Fruto esférico que deu nome a uma cor e prestígio a um país de navegadores (hoje globalmente conhecido por causa dum jogador de futebol petulante identificado por um acrónimo…), a laranja tem uma história com muito sumo, que neste pequeno livro Anabela Ramos sintetiza de forma exemplar e de leitura proveitosa e limpa. Organizado em quatro partes — “Laranjas do mundo em Portugal”, “Laranjais: produção para usos diversos”, “Laranjais: uma geografia histórica”, e, por último, “Receitas culinárias” —, beneficia de ilustrações de Ana Hoo que pontuam o livro de forma sugestiva, fazendo crer — juntamente com a escolha para a capa de belos quadros barrocos localizados num museu andaluz e com a evidência dum tipo e mancha gráfica informados — que a pequena editora Ficta, de Vila das Aves (Santo Tirso), sabe o que faz e ganhará progressivamente uma presença distintiva no nosso panorama livreiro, ocupando também ela um nicho que por décadas foi expandido pela Colares Editora, de Maria Rolim, passou pela Assírio & Alvim, com autores como José Quitério e Alfredo Saramago, e hoje se aloja maioritariamente — aliás, muito bem — na Tinta da China, com os livros de Maria Manuel Valagão, Nídia Braz, Bertílio Gomes, Vasco Célio e outros: Alimentação, Natureza e Paisagem: plantas silvestres alimentares, aromáticas e medicinais é simplesmente maravilhoso.

Anabela Ramos descasca a história da laranja e exibe-nos, um a um, os gomos das suas variedades, recorrendo a todo o tipo de fontes documentais, dos tombos dos conventos à literatura de viagem, dos tratados de botânica e medicina aos velhos livros de cozinha, incluindo os de casas reais europeias (p. 40). O fruto é originário da China, mas já na Idade Média era degludida na Península Ibérica a sua versão amarga, que ainda hoje serve para compotas inglesas muito apreciadas. Há séculos que diferentes civilizações e culturas reconhecem as propriedades medicinais e culinárias da flor da laranja, e o cultivo de laranjeiras em jardins privados tornou-se moda entre burgueses e aristocratas europeus, depois de ter sido um ócio de príncipes árabes da Andaluzia. Orangeries foi o nome dado às estufas de vidro aquecidas, no Norte da Europa, onde laranjeiras cresciam, perfumavam e frutificavam, para distinção das classes altas que as detinham e respetivos palácios ou castelos. Na década de 1650, embaixadores portugueses em Roma encantaram cardeais e um papa com a oferta de pés, fruta e conservas (pp. 36-38). Como muitos outros, o claustro do Mosteiro dos Jerónimos foi ornamentado com laranjeiras, e em numerosas cercas monásticas mesas de lousa e assentos de pedra proporcionavam aos monges um enquadramento paisagístico de campo agrícola e jardim-pomar confinantes, enriquecido pela beleza ornamental e pelo perfume das laranjeiras.

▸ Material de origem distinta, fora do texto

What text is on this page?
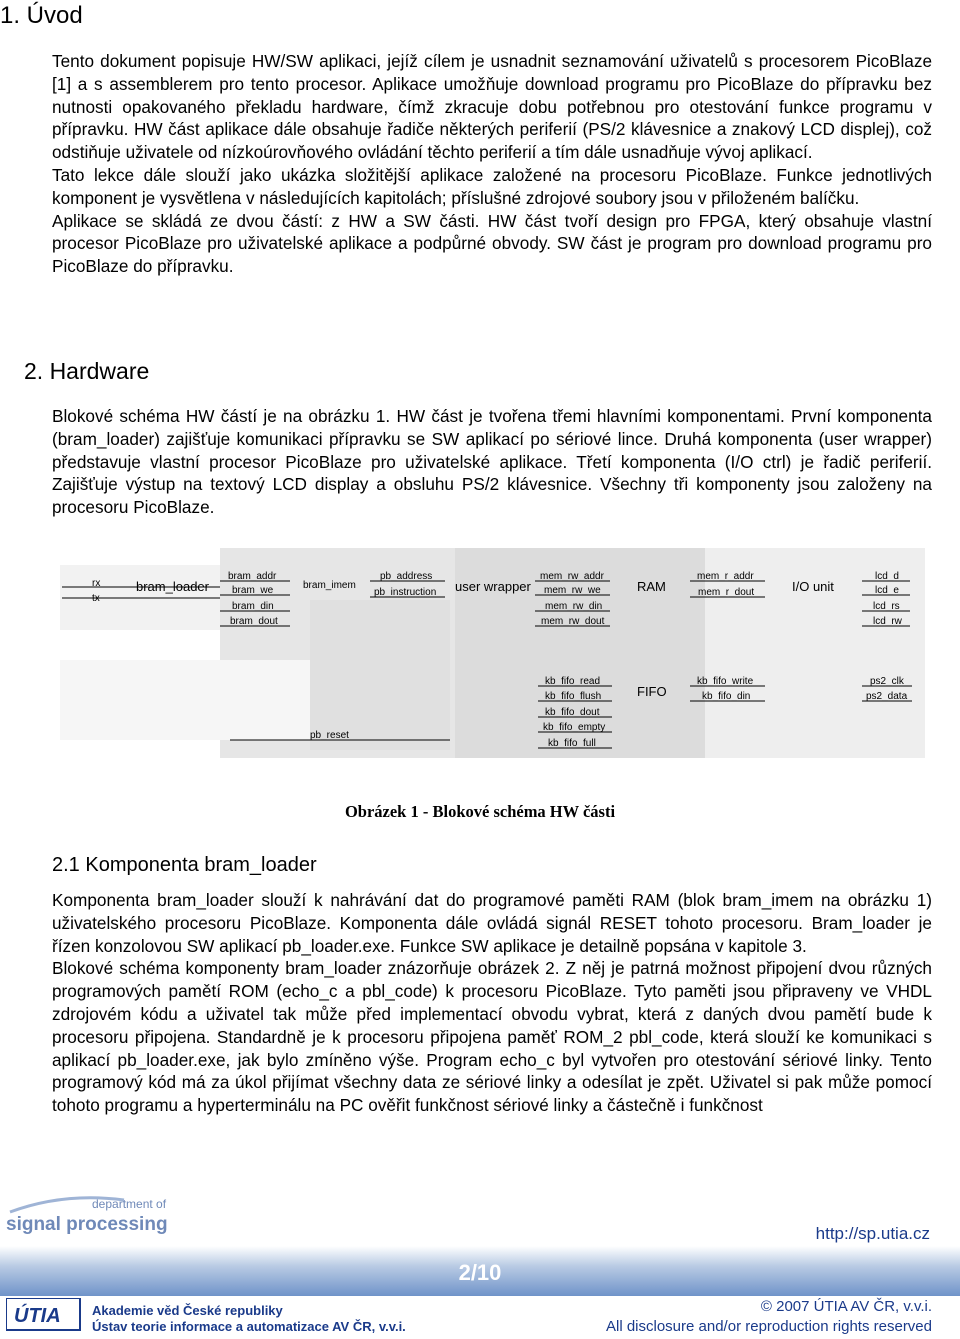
1. Úvod

Tento dokument popisuje HW/SW aplikaci, jejíž cílem je usnadnit seznamování uživatelů s procesorem PicoBlaze [1] a s assemblerem pro tento procesor. Aplikace umožňuje download programu pro PicoBlaze do přípravku bez nutnosti opakovaného překladu hardware, čímž zkracuje dobu potřebnou pro otestování funkce programu v přípravku. HW část aplikace dále obsahuje řadiče některých periferií (PS/2 klávesnice a znakový LCD displej), což odstiňuje uživatele od nízkoúrovňového ovládání těchto periferií a tím dále usnadňuje vývoj aplikací.

Tato lekce dále slouží jako ukázka složitější aplikace založené na procesoru PicoBlaze. Funkce jednotlivých komponent je vysvětlena v následujících kapitolách; příslušné zdrojové soubory jsou v přiloženém balíčku.

Aplikace se skládá ze dvou částí: z HW a SW části. HW část tvoří design pro FPGA, který obsahuje vlastní procesor PicoBlaze pro uživatelské aplikace a podpůrné obvody. SW část je program pro download programu pro PicoBlaze do přípravku.

2. Hardware

Blokové schéma HW částí je na obrázku 1. HW část je tvořena třemi hlavními komponentami. První komponenta (bram_loader) zajišťuje komunikaci přípravku se SW aplikací po sériové lince. Druhá komponenta (user wrapper) představuje vlastní procesor PicoBlaze pro uživatelské aplikace. Třetí komponenta (I/O ctrl) je řadič periferií. Zajišťuje výstup na textový LCD display a obsluhu PS/2 klávesnice. Všechny tři komponenty jsou založeny na procesoru PicoBlaze.

rx
tx
bram_loader
bram_addr
bram_we
bram_din
bram_dout
bram_imem
pb_address
pb_instruction user wrapper
mem_rw_addr
mem_rw_we
mem_rw_din
mem_rw_dout
RAM
mem_r_addr
mem_r_dout	I/O unit
lcd_d
lcd_e
lcd_rs
lcd_rw
kb_fifo_read
kb_fifo_flush
kb_fifo_dout
kb_fifo_empty
kb_fifo_full
FIFO
kb_fifo_write
kb_fifo_din
ps2_clk
ps2_data
pb_reset
Obrázek 1 - Blokové schéma HW části
2.1 Komponenta bram_loader

Komponenta bram_loader slouží k nahrávání dat do programové paměti RAM (blok bram_imem na obrázku 1) uživatelského procesoru PicoBlaze. Komponenta dále ovládá signál RESET tohoto procesoru. Bram_loader je řízen konzolovou SW aplikací pb_loader.exe. Funkce SW aplikace je detailně popsána v kapitole 3.

Blokové schéma komponenty bram_loader znázorňuje obrázek 2. Z něj je patrná možnost připojení dvou různých programových pamětí ROM (echo_c a pbl_code) k procesoru PicoBlaze. Tyto paměti jsou připraveny ve VHDL zdrojovém kódu a uživatel tak může před implementací obvodu vybrat, která z daných dvou pamětí bude k procesoru připojena. Standardně je k procesoru připojena paměť ROM_2 pbl_code, která slouží ke komunikaci s aplikací pb_loader.exe, jak bylo zmíněno výše. Program echo_c byl vytvořen pro otestování sériové linky. Tento programový kód má za úkol přijímat všechny data ze sériové linky a odesílat je zpět. Uživatel si pak může pomocí tohoto programu a hyperterminálu na PC ověřit funkčnost sériové linky a částečně i funkčnost

department of
signal processing	http://sp.utia.cz
2/10
ÚTIA Akademie věd České republiky
Ústav teorie informace a automatizace AV ČR, v.v.i.
© 2007 ÚTIA AV ČR, v.v.i.
All disclosure and/or reproduction rights reserved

“Até aos finais do século XVI, — diz Anabela Ramos — esta planta estava bem disseminada por todo o país. Dela se retirava em primeiro lugar a flor, utilizada na doçaria e na medicina, e depois o fruto, que se comercializava e exportava para a Europa e que poderá ter dado origem a algum entusiasmo europeu relativo às laranjas de Portugal”, ou “de Lisboa” (pp. 32, 35), a ponto de influenciar os termos adotados em diferentes países e línguas — os bem conhecidos portocállo na Grécia e portogallo em Itália, mas também portakal na Turquia, portokalli na Albânia e purtugâli no Irão (p. 39) —, e o receituário de grandes cozinheiros, que regista “água de laranjas de Portugal” e “torta de laranjas de Portugal”. “Às bicais [indianas] do século XVI e às da China do século XVII, soma-se, nos inícios do século XIX, a laranja de umbigo, ou da Bahia”, “mais aprazível e deliciosa” (pp. 41, 44), e um “fruto resistente, capaz de fazer longas travessias em perfeito estado de conservação, [que] rapidamente alcançou grande sucesso e suplantou todas as outras variedades” (p. 42).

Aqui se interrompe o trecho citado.